Glenda wondered if it would. It shouldn’t, but you could never be sure with Mrs Whitlow. Well, she could solve that problem by hiding them somewhere until they tarnished.

‘It’s kind of you to take the trouble. I generally have to chase people to get plates back. You are a real gentleman,’ she said, and his face lit up like a sunrise.

‘You are very kind,’ he beamed, ‘and a very handsome lady with your two enormous chests that indicate bountifulness and fecundity—’

The morning air froze in one enormous block. He could tell he’d said something wrong, but he had no idea what it was.

Glenda looked around to see if anyone had heard, but the huge gloomy room was otherwise empty. She was always the first one in and the last one out. Then she said, ‘Stay right there. Don’t you dare move an inch! Not an inch! And don’t steal any chickens!’ she commanded as an afterthought.

She should have trailed steam as she headed out of the room, her boots echoing on the flagstones. What a thing to come out with! Who did he think he was? Come to that, who did she think he was? And what did she think he was?

The cellars and undercrofts of the university were a small city in themselves, and bakers and butchers turned to look as she clattered past. She didn’t dare stop now; it would be too embarrassing.

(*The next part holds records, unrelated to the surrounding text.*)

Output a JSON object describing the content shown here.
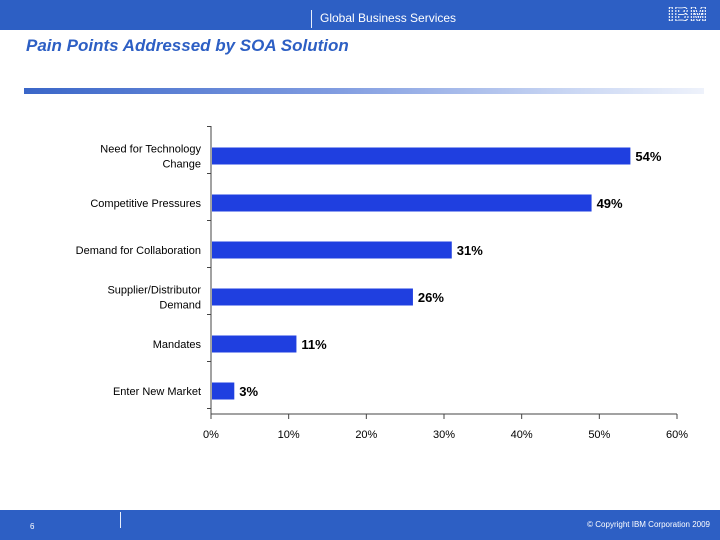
{
  "header": {
    "division": "Global Business Services",
    "logo_text": "IBM"
  },
  "slide": {
    "title": "Pain Points Addressed by SOA Solution"
  },
  "footer": {
    "page_number": "6",
    "copyright": "© Copyright IBM Corporation 2009"
  },
  "colors": {
    "bar": "#1f3fe0",
    "brand_blue": "#2d5fc4"
  },
  "chart_data": {
    "type": "bar",
    "orientation": "horizontal",
    "title": "",
    "xlabel": "",
    "ylabel": "",
    "categories": [
      "Need for Technology Change",
      "Competitive Pressures",
      "Demand for Collaboration",
      "Supplier/Distributor Demand",
      "Mandates",
      "Enter New Market"
    ],
    "category_lines": [
      [
        "Need for Technology",
        "Change"
      ],
      [
        "Competitive Pressures"
      ],
      [
        "Demand for Collaboration"
      ],
      [
        "Supplier/Distributor",
        "Demand"
      ],
      [
        "Mandates"
      ],
      [
        "Enter New Market"
      ]
    ],
    "values": [
      54,
      49,
      31,
      26,
      11,
      3
    ],
    "data_labels": [
      "54%",
      "49%",
      "31%",
      "26%",
      "11%",
      "3%"
    ],
    "xlim": [
      0,
      60
    ],
    "x_ticks": [
      0,
      10,
      20,
      30,
      40,
      50,
      60
    ],
    "x_tick_labels": [
      "0%",
      "10%",
      "20%",
      "30%",
      "40%",
      "50%",
      "60%"
    ],
    "grid": false,
    "legend": "none"
  }
}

If you knew all the passages and stairs, and if they stayed still for five minutes, it was possible to get to just about anywhere in the university without going above ground. Probably none of the wizards knew the maze. Not many of them cared to know the dull details of domestic management. Hah, they thought the dinners turned up by magic!

A small set of stone steps led up to the little door. Hardly anyone used it these days. The other girls wouldn’t go in there. But Glenda would. Even after the very first time that she had, in response to the bell, delivered the midnight banana, or rather had failed to deliver it on account of running away screaming, she knew she’d have to face it again. After all, we can’t help how we’re made, her mother had said, and nor can we help what a magical accident might turn us into through no fault of our own, as Mrs Whitlow had explained slightly more recently, when the screaming had stopped. And so Glenda had picked up the banana and had headed right back there.

Now, of course, she was surprised that anyone might find it odd that the custodian of all the knowledge that could be was a reddish brown and generally hung several feet above his desk, and she was pretty certain that she knew at least fourteen meanings of the word ‘ook’.

As it was daytime, the huge building beyond the little door was bustling, insofar as the word can be applied to a library. She headed towards the nearest lesser librarian, who failed to look the other way in time, and demanded: ‘I need to see a dictionary of embarrassing words beginning with F!’

His haughty glance softened somewhat when he realized she was a cook. Wizards always had a place in their hearts for cooks, because it was near their stomach.